Before deciding to change the format, Kindred Communications embarked on a six-month research campaign earlier this year, concerning the age demographics of the area. The results of the research found that nearly half of the population in the Tri-State, 47% percent to be exact, are over the age of 50. This is the generation known as Baby Boomers, and the music that the Baby Boomers love is 60’s and 70’s Rock and Roll.

“When discussing radio with members of the community,” Mike Kirtner, President and CEO of Kindred Communications, stated in a recent press release, “I found the phrase ‘Forgotten Generation’ to be repeated often.  I thought, our company has a way to remedy those feelings.”

So, began the process of changing the format to something that would accommodate the musical interest of about 121,500 people in the metro area of the Tri-State. This important segment of the population has tremendous buying power for those companies that advertise on 97.9 The River. Indeed, the Baby Boomers are the wealthiest generation in the history of the country with a spending power that is unmatched.

Yet, it often seems that mass media has ignored the Boomers when it comes to catering to their musical preferences. Kirtner suggested that the fault lies with those who work in the promotion and mass marketing industry.

“The group that buys advertising tends to be younger,” said Kirtner.  “They are especially young in their careers.  Consequently, they have forgotten where America’s wealth lies. The Boomers have the ability to purchase wants in addition to needs. If they want to travel, purchase a fun car, or even a getaway vacation home, they can.”

Although 97.9 The River has had an adult contemporary music format for the past several years, it has always changed to an all-Christmas music format during the holiday season. Thus, at midnight on Christmas night, the format changed to the ’60s and ’70s Rock and Roll format, with artists such as The Beach Boys, The Cowsills, The Four Tops, Bachman Turner Overdrive, The Monkees, The Beatles, Gladys Knight and the Pips, Bob Seger and the Silver Bullet Band, Elton John, The Bee Gees, and many others. It will also have various features such as Motown Monday, Woodstock Wednesday, the 60’s at 6, the 70’s at 7, a Saturday night program with Wolfman Jack, and much more.

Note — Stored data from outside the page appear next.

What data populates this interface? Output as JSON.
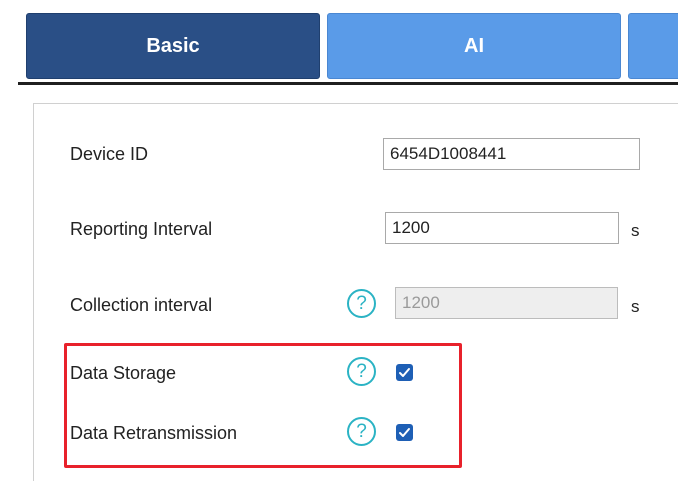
{
  "tabs": [
    {
      "label": "Basic",
      "active": true
    },
    {
      "label": "AI",
      "active": false
    },
    {
      "label": "",
      "active": false
    }
  ],
  "colors": {
    "tab_active": "#2a4f86",
    "tab_inactive": "#5a9be8",
    "help_icon": "#2bb3c4",
    "checkbox": "#1e5fb5",
    "highlight": "#e8212b"
  },
  "form": {
    "device_id": {
      "label": "Device ID",
      "value": "6454D1008441"
    },
    "reporting_interval": {
      "label": "Reporting Interval",
      "value": "1200",
      "unit": "s"
    },
    "collection_interval": {
      "label": "Collection interval",
      "value": "1200",
      "unit": "s",
      "disabled": true,
      "help_icon": "question-circle-icon"
    },
    "data_storage": {
      "label": "Data Storage",
      "checked": true,
      "help_icon": "question-circle-icon"
    },
    "data_retransmission": {
      "label": "Data Retransmission",
      "checked": true,
      "help_icon": "question-circle-icon"
    }
  },
  "help_glyph": "?"
}
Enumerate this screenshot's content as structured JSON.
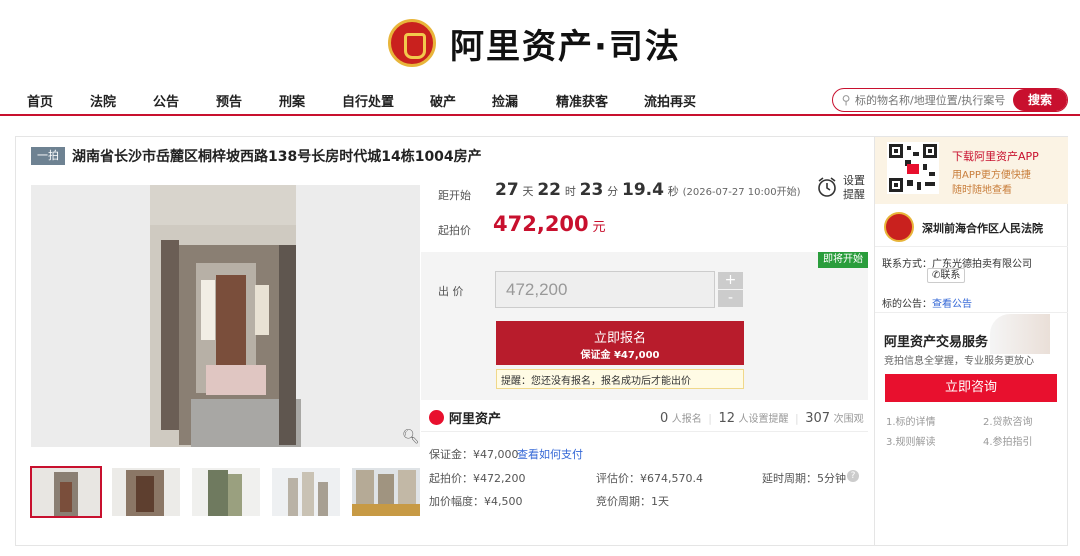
{
  "header": {
    "brand": "阿里资产·司法",
    "nav": [
      "首页",
      "法院",
      "公告",
      "预告",
      "刑案",
      "自行处置",
      "破产",
      "捡漏",
      "精准获客",
      "流拍再买"
    ],
    "search_placeholder": "标的物名称/地理位置/执行案号",
    "search_button": "搜索"
  },
  "item": {
    "badge": "一拍",
    "title": "湖南省长沙市岳麓区桐梓坡西路138号长房时代城14栋1004房产"
  },
  "countdown": {
    "label": "距开始",
    "days": "27",
    "days_unit": "天",
    "hours": "22",
    "hours_unit": "时",
    "minutes": "23",
    "minutes_unit": "分",
    "seconds": "19.4",
    "seconds_unit": "秒",
    "start_time": "(2026-07-27 10:00开始)",
    "remind_line1": "设置",
    "remind_line2": "提醒"
  },
  "price": {
    "label": "起拍价",
    "value": "472,200",
    "unit": "元"
  },
  "bid": {
    "label": "出 价",
    "input_value": "472,200",
    "plus": "+",
    "minus": "-",
    "soon_badge": "即将开始",
    "apply_line1": "立即报名",
    "apply_line2": "保证金 ¥47,000",
    "tip": "提醒：您还没有报名，报名成功后才能出价"
  },
  "stats": {
    "brand": "阿里资产",
    "signups": "0",
    "signups_label": "人报名",
    "reminders": "12",
    "reminders_label": "人设置提醒",
    "watchers": "307",
    "watchers_label": "次围观"
  },
  "details": {
    "deposit": "保证金：¥47,000",
    "deposit_link": "查看如何支付",
    "start_price": "起拍价：¥472,200",
    "appraisal": "评估价：¥674,570.4",
    "delay": "延时周期：5分钟",
    "increment": "加价幅度：¥4,500",
    "period": "竞价周期：1天"
  },
  "sidebar": {
    "app_title": "下载阿里资产APP",
    "app_line1": "用APP更方便快捷",
    "app_line2": "随时随地查看",
    "court": "深圳前海合作区人民法院",
    "contact_label": "联系方式：",
    "contact_value": "广东光德拍卖有限公司",
    "contact_button": "联系",
    "notice_label": "标的公告：",
    "notice_link": "查看公告",
    "service_title": "阿里资产交易服务",
    "service_sub": "竞拍信息全掌握，专业服务更放心",
    "consult_button": "立即咨询",
    "links": [
      "1.标的详情",
      "2.贷款咨询",
      "3.规则解读",
      "4.参拍指引"
    ]
  },
  "colors": {
    "accent": "#c8102e",
    "price": "#c8102e",
    "green": "#2a9d3c"
  }
}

As with all of the Kindred Communications stations, 97.9 The River can be accessed online by the app in the App Store, as well as tuning in on the radio. There is also a Facebook page and website, www.979theriver.com.

“As someone that grew up in the area during these decades, this format project became very personal for me,” Kirtner said.      “With 97.9 The River,” he added with a smile, “the Forgotten Generation is Forgotten no more. The Rock and Roll Generation now has a home!”